新天地で復活、吉と出た男たち。今季J1のタイトルは「移籍組」がカギを握っていた (3ページ目)

  • 浅田真樹●文 text by Asada Masaki
  • 山添敏央●撮影 photo by Yamazoe Toshio

 爆発的な攻撃力を武器に、一時は独走する川崎の背後に迫った今季の横浜FMだったが、岩田という超のつくユーティリティープレーヤーがいなければ、2位躍進はなかったのではないだろうか。

 その岩田もまた、アカデミーから大分育ち。

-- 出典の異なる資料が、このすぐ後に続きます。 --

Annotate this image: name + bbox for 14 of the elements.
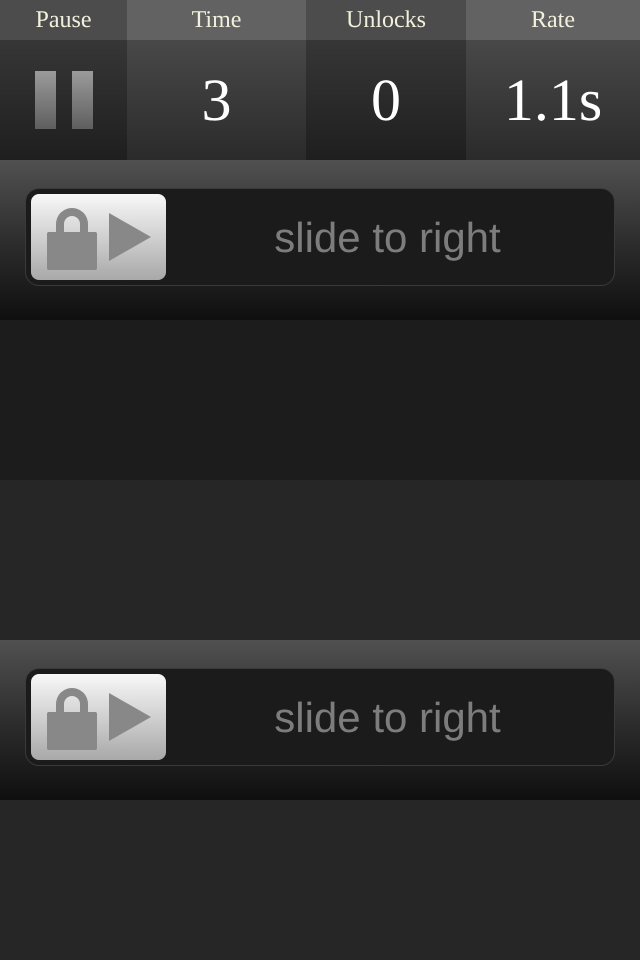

自身初の移籍には少なからず不安もあっただろうが、大きな飛躍を遂げるシーズンとなったことは間違いない。

 惜しくも東京五輪では登録メンバーから漏れることにはなったが、試合を重ねるごとに消耗し、メダル獲得を逃したU-24日本代表に、もしも岩田がいたら......。そんなことまで想像させる、今季の活躍だった。

 もちろん、移籍がブレイクや復活のきっかけになるのは、日本人選手だけではない。

 アンカーとして川崎の連覇を支えたMFジョアン・シミッチが、その代表例である。

 昨季まで名古屋で2シーズンを過ごしたシミッチは、優れたパスセンスを有しながらも、名古屋のスタイル変更とともに出場機会が減少。そこで、川崎への移籍に至ったわけだが、これが見事にハマった。川崎が連覇への独走態勢を築いたシーズン序盤において、シミッチの働きを見逃すことはできない。

 結果的にシーズン終盤、ルーキーのMF橘田健人にボジションを奪われる形にはなったが、昨季限りで中村憲剛、守田英正が抜けた川崎の中盤にあって、このブラジル人MFがいなければ、シーズン全体の流れが違うものになっていた可能性もある。

 名古屋のルヴァンカップ優勝といい、川崎のJ1連覇といい、今季のJリーグは移籍組がタイトル獲得のカギを握っていた。そんなことが言えるシーズンだったのかもしれない。